A major report by Martinson (reprinted in 2000, p. 23), a criminologist, stated that “with few and isolated exceptions, the rehabilitative efforts that have been reported so far have had not appreciable effect on rehabilitation. ” Such reports led to the decline of the rehabilitative ideal in the 1970s. In fact, some forms of nurturant strategies are likely to be highly effective at eliminating crime before it even happens (Robinson, 2004). There is very little going on in the world of corrections today that we can call rehabilitation (D. Gottfredson 1999, p. 420).

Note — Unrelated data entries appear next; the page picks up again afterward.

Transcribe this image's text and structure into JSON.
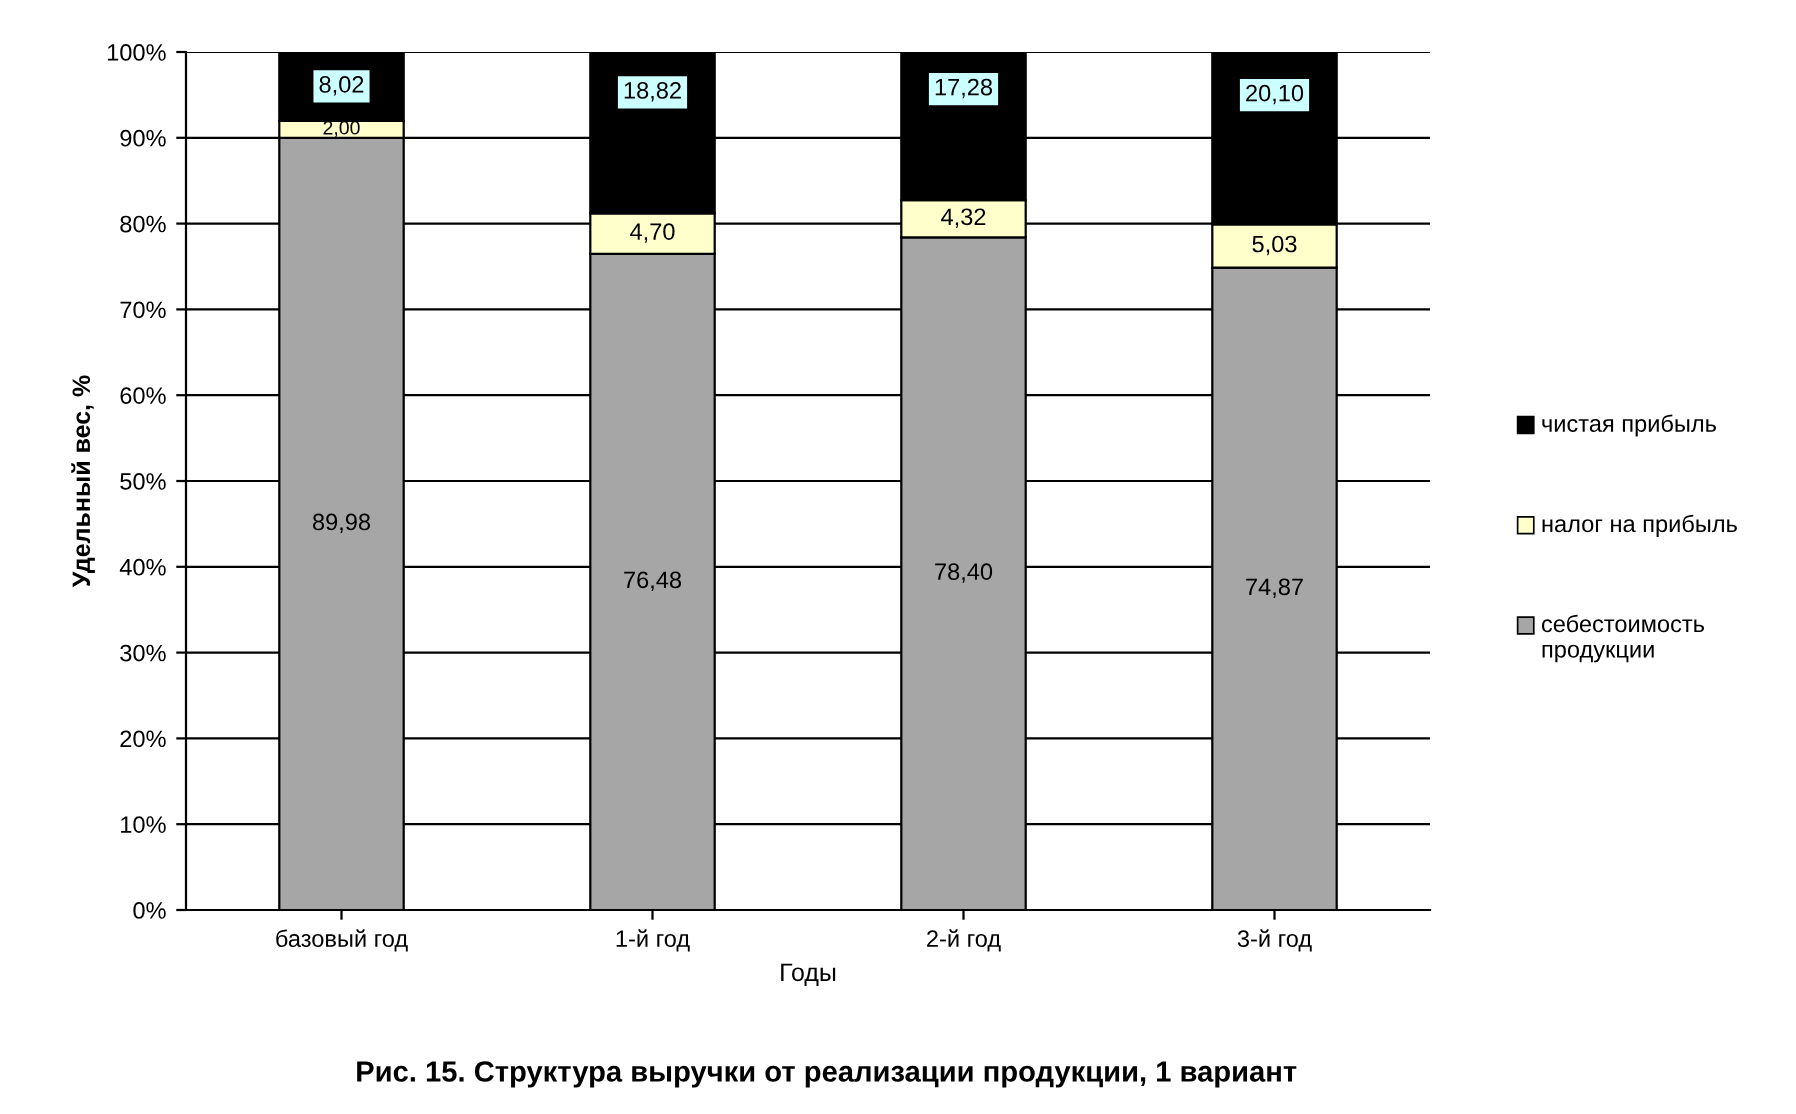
{
  "chart_data": {
    "type": "bar",
    "stacked": true,
    "title": "Рис. 15. Структура выручки от реализации продукции, 1 вариант",
    "xlabel": "Годы",
    "ylabel": "Удельный вес, %",
    "categories": [
      "базовый год",
      "1-й год",
      "2-й год",
      "3-й год"
    ],
    "series": [
      {
        "name": "себестоимость продукции",
        "color": "#a6a6a6",
        "values": [
          89.98,
          76.48,
          78.4,
          74.87
        ],
        "value_labels": [
          "89,98",
          "76,48",
          "78,40",
          "74,87"
        ]
      },
      {
        "name": "налог на прибыль",
        "color": "#ffffcc",
        "values": [
          2.0,
          4.7,
          4.32,
          5.03
        ],
        "value_labels": [
          "2,00",
          "4,70",
          "4,32",
          "5,03"
        ]
      },
      {
        "name": "чистая прибыль",
        "color": "#000000",
        "values": [
          8.02,
          18.82,
          17.28,
          20.1
        ],
        "value_labels": [
          "8,02",
          "18,82",
          "17,28",
          "20,10"
        ]
      }
    ],
    "ylim": [
      0,
      100
    ],
    "yticks": [
      {
        "value": 0,
        "label": "0%"
      },
      {
        "value": 10,
        "label": "10%"
      },
      {
        "value": 20,
        "label": "20%"
      },
      {
        "value": 30,
        "label": "30%"
      },
      {
        "value": 40,
        "label": "40%"
      },
      {
        "value": 50,
        "label": "50%"
      },
      {
        "value": 60,
        "label": "60%"
      },
      {
        "value": 70,
        "label": "70%"
      },
      {
        "value": 80,
        "label": "80%"
      },
      {
        "value": 90,
        "label": "90%"
      },
      {
        "value": 100,
        "label": "100%"
      }
    ],
    "grid": "y",
    "legend": "right"
  }
}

This can be attributed, in part, to the use of crime as an election issue by politicians seeking to get elected and maintain power through law-and-order, get-tough on- crime rhetoric. Beckett and Sasson (2000, p. 55) explain how the rehabilitative ideal collapsed in the United States in the context of a growing chorus of criticism, from scholars and activists across the political spectrum, of “rehabilitation” as a primary justification for punishment. Conservatives opposed rehabilitation on the grounds that punishment must be harsh and painful if it is to deter crime.

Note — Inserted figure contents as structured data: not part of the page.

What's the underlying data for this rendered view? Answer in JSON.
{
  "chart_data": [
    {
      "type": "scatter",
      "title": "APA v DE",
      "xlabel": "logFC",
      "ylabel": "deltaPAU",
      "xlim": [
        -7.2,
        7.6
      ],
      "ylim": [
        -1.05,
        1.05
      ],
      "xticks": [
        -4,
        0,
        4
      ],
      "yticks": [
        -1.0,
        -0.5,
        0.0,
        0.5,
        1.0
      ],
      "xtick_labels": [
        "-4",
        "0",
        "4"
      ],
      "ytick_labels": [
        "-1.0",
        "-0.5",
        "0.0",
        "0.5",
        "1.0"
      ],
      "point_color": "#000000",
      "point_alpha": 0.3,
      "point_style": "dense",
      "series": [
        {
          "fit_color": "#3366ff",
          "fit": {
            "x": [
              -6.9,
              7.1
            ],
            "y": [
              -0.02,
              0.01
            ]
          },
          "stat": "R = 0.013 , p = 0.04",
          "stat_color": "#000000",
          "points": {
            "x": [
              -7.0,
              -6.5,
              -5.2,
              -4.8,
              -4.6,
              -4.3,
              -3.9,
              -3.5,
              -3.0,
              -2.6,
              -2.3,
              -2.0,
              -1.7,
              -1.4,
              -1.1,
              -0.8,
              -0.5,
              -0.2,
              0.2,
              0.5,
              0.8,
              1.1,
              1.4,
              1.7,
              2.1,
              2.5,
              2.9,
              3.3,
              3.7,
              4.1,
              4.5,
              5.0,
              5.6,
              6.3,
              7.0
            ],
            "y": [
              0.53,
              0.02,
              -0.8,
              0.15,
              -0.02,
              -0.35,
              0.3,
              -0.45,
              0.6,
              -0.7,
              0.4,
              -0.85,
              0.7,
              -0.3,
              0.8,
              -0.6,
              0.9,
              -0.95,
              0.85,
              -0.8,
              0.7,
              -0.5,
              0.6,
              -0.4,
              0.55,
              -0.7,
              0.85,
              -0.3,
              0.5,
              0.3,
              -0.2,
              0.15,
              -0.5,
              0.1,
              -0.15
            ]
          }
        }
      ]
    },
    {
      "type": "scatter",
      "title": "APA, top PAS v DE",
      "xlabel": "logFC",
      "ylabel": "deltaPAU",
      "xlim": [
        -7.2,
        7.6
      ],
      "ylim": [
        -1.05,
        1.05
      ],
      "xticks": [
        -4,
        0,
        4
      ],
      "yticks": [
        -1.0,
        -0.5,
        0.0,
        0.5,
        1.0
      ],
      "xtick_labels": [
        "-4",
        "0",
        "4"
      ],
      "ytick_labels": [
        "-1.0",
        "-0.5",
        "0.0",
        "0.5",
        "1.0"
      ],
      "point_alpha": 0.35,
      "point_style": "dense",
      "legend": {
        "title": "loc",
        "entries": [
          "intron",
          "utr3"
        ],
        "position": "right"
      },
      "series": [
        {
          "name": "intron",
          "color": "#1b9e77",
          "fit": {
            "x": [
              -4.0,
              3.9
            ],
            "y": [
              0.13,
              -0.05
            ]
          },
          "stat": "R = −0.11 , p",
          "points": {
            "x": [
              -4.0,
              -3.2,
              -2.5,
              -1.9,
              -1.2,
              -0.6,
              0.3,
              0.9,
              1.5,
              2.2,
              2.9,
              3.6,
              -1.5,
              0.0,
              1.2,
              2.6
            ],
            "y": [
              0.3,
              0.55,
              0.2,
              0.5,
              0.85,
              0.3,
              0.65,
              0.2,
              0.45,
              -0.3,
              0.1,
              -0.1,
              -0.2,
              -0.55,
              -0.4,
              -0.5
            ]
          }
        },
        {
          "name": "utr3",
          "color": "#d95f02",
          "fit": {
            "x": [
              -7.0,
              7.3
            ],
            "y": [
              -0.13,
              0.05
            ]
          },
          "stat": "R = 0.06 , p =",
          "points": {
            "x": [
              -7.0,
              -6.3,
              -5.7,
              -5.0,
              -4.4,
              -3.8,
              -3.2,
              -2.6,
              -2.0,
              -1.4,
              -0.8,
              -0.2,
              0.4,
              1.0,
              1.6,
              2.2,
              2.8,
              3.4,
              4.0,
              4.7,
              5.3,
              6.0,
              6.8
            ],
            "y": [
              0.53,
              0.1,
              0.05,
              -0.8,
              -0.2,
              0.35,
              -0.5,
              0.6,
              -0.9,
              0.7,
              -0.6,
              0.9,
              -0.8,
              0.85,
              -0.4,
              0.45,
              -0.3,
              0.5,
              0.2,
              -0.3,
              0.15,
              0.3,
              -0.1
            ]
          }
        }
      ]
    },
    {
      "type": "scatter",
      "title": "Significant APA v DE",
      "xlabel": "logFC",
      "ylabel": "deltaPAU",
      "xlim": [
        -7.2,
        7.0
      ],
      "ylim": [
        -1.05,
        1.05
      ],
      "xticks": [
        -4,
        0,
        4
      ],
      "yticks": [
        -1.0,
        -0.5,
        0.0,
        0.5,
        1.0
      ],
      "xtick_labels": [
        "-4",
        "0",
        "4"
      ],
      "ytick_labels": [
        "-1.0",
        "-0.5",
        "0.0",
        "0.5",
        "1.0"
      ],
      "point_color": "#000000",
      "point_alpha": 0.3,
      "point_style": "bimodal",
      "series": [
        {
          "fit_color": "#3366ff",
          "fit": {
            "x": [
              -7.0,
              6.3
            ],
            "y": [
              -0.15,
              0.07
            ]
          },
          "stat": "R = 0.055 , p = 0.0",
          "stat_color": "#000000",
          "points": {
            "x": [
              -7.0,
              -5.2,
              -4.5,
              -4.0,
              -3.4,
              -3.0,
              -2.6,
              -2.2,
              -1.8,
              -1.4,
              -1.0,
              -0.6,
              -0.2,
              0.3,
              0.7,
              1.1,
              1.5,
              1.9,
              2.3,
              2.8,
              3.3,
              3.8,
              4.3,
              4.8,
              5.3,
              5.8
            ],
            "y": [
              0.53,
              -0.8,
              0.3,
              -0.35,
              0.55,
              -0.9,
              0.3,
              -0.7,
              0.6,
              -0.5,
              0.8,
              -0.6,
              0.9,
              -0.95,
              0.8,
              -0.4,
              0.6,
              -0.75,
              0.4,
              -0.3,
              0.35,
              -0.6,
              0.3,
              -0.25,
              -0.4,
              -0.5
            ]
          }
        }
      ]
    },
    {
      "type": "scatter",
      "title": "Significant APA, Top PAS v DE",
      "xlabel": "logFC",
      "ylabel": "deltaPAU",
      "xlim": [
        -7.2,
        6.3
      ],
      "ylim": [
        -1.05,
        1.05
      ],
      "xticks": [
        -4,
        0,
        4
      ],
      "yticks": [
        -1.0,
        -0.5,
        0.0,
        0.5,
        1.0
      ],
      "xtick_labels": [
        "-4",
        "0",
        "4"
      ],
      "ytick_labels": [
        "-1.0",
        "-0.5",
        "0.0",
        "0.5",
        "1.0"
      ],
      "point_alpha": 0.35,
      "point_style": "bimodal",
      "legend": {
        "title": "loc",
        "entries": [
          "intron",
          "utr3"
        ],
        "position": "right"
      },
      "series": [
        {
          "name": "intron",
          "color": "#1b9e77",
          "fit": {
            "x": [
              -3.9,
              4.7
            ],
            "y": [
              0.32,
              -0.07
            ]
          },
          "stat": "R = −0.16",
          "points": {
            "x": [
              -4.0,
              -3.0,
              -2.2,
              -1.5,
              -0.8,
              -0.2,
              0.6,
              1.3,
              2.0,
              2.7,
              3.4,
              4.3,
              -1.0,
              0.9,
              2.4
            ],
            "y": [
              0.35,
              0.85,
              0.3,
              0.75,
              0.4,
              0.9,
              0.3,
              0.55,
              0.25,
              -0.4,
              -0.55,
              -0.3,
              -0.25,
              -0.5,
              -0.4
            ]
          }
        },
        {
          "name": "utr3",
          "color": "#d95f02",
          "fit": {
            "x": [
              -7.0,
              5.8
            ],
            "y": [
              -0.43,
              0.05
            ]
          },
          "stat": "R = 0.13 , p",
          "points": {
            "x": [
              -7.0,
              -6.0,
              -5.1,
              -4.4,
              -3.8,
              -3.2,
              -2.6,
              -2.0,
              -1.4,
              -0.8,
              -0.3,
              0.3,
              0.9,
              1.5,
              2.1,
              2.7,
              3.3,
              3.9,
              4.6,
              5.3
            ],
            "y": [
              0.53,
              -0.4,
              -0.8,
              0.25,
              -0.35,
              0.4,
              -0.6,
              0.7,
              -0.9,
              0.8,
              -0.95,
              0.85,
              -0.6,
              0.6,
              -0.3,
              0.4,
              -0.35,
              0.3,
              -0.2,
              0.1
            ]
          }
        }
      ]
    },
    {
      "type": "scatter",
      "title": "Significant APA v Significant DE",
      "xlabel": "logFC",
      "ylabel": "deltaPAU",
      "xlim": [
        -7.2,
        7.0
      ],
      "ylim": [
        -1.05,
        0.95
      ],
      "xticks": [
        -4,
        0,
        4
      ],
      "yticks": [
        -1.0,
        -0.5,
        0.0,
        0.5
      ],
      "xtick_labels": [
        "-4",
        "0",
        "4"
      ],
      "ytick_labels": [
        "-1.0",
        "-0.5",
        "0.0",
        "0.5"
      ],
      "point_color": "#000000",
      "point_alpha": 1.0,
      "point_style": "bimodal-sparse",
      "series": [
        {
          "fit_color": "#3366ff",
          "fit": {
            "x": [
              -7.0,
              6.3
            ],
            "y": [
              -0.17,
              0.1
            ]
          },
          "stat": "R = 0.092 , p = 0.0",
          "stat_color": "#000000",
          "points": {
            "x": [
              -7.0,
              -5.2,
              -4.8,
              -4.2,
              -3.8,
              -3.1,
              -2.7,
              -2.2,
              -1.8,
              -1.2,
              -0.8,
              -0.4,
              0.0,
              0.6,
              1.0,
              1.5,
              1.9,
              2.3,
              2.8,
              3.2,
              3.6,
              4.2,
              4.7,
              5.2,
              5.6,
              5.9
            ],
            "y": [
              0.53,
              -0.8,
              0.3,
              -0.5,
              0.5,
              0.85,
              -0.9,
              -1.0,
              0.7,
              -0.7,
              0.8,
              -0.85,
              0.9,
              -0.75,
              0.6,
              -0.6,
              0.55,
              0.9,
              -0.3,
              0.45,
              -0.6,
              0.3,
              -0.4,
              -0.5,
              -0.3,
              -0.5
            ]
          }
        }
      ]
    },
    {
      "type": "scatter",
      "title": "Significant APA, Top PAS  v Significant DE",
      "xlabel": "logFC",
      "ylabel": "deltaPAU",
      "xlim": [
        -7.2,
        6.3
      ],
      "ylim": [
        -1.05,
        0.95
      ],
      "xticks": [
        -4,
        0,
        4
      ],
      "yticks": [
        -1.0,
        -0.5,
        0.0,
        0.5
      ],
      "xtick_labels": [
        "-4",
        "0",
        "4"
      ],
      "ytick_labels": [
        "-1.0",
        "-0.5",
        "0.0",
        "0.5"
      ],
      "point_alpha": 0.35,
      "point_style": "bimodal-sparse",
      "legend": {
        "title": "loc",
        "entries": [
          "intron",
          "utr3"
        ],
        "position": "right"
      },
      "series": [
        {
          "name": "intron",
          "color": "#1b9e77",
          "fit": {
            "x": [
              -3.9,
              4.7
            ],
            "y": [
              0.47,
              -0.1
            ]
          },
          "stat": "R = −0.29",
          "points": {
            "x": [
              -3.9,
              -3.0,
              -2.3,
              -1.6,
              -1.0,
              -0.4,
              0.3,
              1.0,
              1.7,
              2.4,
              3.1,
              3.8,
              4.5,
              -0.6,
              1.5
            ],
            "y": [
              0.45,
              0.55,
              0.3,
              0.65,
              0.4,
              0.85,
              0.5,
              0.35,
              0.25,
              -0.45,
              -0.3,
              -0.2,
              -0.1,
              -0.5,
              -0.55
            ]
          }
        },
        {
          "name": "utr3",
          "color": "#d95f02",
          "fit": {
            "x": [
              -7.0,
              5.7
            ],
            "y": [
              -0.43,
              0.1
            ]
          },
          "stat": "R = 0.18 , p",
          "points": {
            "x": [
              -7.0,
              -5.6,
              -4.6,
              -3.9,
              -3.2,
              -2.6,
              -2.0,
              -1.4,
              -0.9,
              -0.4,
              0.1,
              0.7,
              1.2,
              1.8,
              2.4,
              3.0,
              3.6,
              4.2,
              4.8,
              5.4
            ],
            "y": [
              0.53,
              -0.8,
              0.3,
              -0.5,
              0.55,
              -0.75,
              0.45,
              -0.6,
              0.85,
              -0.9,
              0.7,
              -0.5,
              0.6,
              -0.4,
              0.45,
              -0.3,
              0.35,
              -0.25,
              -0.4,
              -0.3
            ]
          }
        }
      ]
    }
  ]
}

Liberals also criticized policies associated with rehabilitation, arguing that the open-ended (“indeterminate”) sentences designed to facilitate “correction” created the potential for the intrusive, discriminatory, and arbitrary exercise of power. Dozens of reviews of the ineffectiveness of rehabilitation were published in the 1960s and 1970s (see D. Gottfredson 1999, p. 423). Walker (1998, p. 203) explains that we must, at least to some degree, still be committed to rehabilitation, because we still call the facilities that punish offenders “corrections” (which suggests that we hope to correct their behavior).

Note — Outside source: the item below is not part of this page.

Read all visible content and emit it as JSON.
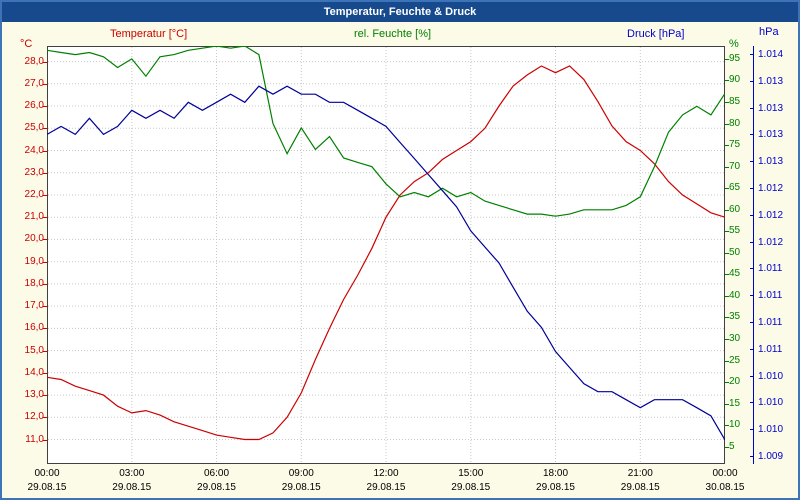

Public opinion polls of Americans show that there is widespread support for rehabilitation, treatment, and crime prevention as alternatives to punitiveness (Roberts and Stalans 2000). In fact, some treatment does work for some people (see D. Gottfredson 1999, p. 434). In the end, I believe that the goal of rehabilitation is more important than retribution.

Hence, I argue that the future of criminal justice policy must be directed toward programs that are less punitive and more treatment based. We can also conclude, by comparing punishment in the United States with that in other countries, that the U. S. is very “tough” on crime. In fact, the United States sentences convicted murderers and robbers to roughly the same length of incarceration as Canada and England do (and we have the death penalty! ). For relatively petty offenses, we sentence offenders to much longer terms of incarceration than these countries do (Beckett and Sasson 2000, p. 29). Thus, the notion that the U. S. criminal justice network is lenient on criminals is simply a myth (Kappeler, Blumberg, and Potter 2000). Our system of punishment should be future-based, aimed at crime prevention, and rooted in utilitarianism.

Utilitarianism (based on the writings of John Stuart Mill, for example) holds that actions should be aimed at doing the greatest good for the greatest number of people. Some of what we do may ideally be based on utilitarian goals of crime prevention through deterrence, but in my experiences and observations, most of what we do in the United States is to punish criminals, hence it is mainly based on retribution, which is backward looking: It aims to get even with the offender for past wrongs. Therefore, I could say that the methods of punishment available to the U. S. network of criminal justice are not being best utilized to achieve the goals of sentencing.


Beckett, K. , and T. Sasson. (2000). The politics of injustice: Crime and punishment in America. ThousandOaks, CA: Pine Forge Press. Gottfredson, D. (1999). Exploring criminal justice: An introduction. Los Angeles: Roxbury. Kappeler, V. , M. Blumberg, and G. Potter. (2000). The mythology of crime and criminal justice, 3rd ed. Prospect Heights, IL: Waveland Press. Martinson, R. (2000). What works? Questions and answers in prison reform. Public Interest 35: 22–55.